While we, the revolutionary forces, work with the proletarian class and its oppressed allies, we do join their struggle, protests, and rallies; it is our task to educate them on political economy, telling them how such concessions, which they may bargain due balance of power in their favour, is temporary. These concessions are taken away, when the enemy class becomes the dominant bargainer, especially during a crisis and when the unity of the working class is weakened. Nationalization in any bourgeois society or state is not confiscation of the means of production from the capitalist class, but taking over the management from the private hands by the state, after giving away the full compensation to the earlier owners. Yes, that does facilitate a few well-paid and even other employees for a comparatively peaceful life and save the wrath of their erstwhile capitalist masters. The capital is preserved with all its characteristics.

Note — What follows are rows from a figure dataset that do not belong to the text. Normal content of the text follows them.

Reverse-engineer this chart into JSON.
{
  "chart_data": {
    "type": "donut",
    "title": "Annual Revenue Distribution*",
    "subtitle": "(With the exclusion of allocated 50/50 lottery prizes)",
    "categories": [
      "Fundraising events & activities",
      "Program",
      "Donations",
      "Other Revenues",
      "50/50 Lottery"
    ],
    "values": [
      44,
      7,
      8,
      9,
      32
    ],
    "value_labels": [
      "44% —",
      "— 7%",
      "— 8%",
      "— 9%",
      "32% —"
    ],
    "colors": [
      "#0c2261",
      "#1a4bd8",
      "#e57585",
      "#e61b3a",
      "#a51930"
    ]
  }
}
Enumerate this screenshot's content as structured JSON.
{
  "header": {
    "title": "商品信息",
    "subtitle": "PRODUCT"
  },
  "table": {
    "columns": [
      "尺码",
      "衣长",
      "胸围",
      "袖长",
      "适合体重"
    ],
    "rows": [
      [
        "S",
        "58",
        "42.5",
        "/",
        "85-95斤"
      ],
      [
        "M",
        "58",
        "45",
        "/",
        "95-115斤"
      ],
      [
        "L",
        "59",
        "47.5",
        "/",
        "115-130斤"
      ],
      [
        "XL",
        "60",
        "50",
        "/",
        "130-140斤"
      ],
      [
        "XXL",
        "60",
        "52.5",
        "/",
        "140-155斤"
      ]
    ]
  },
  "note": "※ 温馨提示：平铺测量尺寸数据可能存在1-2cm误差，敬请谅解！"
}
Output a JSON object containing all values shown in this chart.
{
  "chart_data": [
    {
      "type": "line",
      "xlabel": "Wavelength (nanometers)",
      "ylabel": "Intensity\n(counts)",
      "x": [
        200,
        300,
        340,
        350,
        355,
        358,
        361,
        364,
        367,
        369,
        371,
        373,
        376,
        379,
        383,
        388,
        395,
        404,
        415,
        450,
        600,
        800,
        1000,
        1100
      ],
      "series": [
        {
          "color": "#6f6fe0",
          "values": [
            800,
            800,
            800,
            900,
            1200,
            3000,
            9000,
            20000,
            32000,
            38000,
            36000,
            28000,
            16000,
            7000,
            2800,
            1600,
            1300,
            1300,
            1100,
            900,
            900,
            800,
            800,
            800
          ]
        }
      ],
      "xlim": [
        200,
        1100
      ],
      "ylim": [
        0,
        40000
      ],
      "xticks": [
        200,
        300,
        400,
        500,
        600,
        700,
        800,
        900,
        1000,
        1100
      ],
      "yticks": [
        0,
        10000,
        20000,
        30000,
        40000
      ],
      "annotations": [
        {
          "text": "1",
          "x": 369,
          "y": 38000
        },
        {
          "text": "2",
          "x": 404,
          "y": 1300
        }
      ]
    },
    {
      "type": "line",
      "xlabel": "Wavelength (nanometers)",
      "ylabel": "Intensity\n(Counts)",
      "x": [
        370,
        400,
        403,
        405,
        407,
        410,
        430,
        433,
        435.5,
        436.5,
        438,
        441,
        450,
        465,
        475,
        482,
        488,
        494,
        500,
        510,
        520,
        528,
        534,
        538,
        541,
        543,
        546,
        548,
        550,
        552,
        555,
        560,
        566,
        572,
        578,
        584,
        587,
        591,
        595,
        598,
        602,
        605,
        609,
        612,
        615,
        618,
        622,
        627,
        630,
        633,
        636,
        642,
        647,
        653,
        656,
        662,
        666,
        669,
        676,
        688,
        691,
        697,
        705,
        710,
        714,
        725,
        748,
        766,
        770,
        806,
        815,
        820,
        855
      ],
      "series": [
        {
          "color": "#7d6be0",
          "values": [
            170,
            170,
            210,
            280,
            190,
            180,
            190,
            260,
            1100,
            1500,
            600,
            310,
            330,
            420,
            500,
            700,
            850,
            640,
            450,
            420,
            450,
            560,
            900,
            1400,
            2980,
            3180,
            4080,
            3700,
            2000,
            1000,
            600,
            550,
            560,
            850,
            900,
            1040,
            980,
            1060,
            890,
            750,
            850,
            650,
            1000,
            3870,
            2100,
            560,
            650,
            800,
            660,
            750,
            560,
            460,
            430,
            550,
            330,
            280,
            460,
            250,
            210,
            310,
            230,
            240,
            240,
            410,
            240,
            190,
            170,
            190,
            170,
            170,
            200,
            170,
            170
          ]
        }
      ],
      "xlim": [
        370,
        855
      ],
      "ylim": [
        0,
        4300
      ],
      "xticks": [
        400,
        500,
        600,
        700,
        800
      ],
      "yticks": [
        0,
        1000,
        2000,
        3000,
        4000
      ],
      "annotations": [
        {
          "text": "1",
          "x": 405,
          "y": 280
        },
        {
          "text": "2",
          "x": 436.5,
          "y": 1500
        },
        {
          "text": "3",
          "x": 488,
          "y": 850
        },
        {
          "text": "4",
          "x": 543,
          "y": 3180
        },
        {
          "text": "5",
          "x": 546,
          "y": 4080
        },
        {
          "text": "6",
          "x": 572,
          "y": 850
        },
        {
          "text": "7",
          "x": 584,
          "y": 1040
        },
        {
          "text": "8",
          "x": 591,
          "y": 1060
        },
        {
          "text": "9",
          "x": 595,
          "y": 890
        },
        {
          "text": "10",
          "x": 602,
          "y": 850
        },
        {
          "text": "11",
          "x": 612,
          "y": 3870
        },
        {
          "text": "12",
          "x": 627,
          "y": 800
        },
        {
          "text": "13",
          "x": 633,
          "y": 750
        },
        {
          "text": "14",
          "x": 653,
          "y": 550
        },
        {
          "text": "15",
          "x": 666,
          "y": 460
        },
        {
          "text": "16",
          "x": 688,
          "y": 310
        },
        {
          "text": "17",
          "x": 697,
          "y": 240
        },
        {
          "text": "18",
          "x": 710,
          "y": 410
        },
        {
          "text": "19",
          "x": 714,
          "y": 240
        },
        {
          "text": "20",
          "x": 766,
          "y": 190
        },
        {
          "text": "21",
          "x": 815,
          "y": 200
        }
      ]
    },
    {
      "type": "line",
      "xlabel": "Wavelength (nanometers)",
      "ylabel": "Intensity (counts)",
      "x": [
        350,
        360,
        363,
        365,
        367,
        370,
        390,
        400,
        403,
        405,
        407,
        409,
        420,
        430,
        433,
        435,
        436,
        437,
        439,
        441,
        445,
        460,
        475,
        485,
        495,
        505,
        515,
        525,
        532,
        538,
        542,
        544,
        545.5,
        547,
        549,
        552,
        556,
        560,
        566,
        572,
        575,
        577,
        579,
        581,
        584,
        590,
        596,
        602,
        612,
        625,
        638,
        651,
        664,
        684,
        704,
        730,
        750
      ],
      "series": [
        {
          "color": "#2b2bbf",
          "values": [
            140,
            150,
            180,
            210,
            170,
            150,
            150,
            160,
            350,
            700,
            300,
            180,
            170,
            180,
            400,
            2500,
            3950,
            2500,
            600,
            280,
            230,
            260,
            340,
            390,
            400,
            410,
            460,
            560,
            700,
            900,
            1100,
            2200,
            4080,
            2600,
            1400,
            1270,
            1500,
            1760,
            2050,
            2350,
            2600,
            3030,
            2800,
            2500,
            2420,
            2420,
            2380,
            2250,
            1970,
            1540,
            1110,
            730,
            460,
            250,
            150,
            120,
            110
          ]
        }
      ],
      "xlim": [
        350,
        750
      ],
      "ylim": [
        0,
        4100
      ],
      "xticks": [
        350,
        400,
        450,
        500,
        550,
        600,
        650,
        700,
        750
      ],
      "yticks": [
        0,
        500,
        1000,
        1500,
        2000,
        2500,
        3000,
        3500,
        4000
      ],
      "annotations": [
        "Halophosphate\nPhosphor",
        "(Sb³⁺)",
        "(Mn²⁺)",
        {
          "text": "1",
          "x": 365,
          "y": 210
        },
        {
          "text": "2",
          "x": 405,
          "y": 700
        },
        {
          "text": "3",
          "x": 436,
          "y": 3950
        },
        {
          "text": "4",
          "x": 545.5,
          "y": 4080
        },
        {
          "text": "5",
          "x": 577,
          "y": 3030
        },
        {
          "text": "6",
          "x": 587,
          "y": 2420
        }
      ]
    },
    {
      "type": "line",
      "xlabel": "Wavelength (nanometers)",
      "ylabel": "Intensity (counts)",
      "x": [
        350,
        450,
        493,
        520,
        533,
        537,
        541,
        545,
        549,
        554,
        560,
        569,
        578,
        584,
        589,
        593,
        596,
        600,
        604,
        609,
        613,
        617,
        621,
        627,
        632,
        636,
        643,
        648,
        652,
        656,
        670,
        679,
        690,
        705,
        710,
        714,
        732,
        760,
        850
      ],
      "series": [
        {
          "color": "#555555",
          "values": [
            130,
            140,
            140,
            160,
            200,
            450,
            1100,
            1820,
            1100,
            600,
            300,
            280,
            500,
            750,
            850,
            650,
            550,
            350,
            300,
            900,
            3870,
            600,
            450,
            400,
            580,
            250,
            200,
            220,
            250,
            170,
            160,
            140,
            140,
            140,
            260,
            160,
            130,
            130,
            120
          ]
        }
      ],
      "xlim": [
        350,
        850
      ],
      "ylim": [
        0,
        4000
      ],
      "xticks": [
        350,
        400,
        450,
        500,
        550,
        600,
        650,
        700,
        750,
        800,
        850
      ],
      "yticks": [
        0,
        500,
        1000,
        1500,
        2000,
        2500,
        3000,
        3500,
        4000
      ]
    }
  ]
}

Here nationalization, as we can see, blunts the class struggle.

Also remember, without failing for a moment, that in capitalism or in monopoly capitalism, the state is not neutral but biased against the proletarian class and favours the capitalist class; rather it is safer to say that the state, in capitalism, is controlled by the capitalist class. The present Indian state is a burning example. The birth and growth of the state are to facilitate the interest and safety of the ruling class against the ruled class.

The real emancipation of the exploited class is in its own state, by defeating the enemy class and smashing its old state apparatus, and by building a socialist society, where the private property is converted into social wealth. Nationalization of industries and land and other resources, in a country, where the state power is in the hands of the working class, through its revolutionary party, is a transitory method to control production, as long as the state exists (It is not state capitalism) and later make it part of social wealth. We call it socialization, and that is our aim. Here nationalization helps the proletariat party, in power, to build socialism.

The genius of Marx lies in his having been the first to deduce with the help of dialectical materialism, the lesson world history teaches and to apply that lesson consistently. The deduction he made is the doctrine of the class struggle.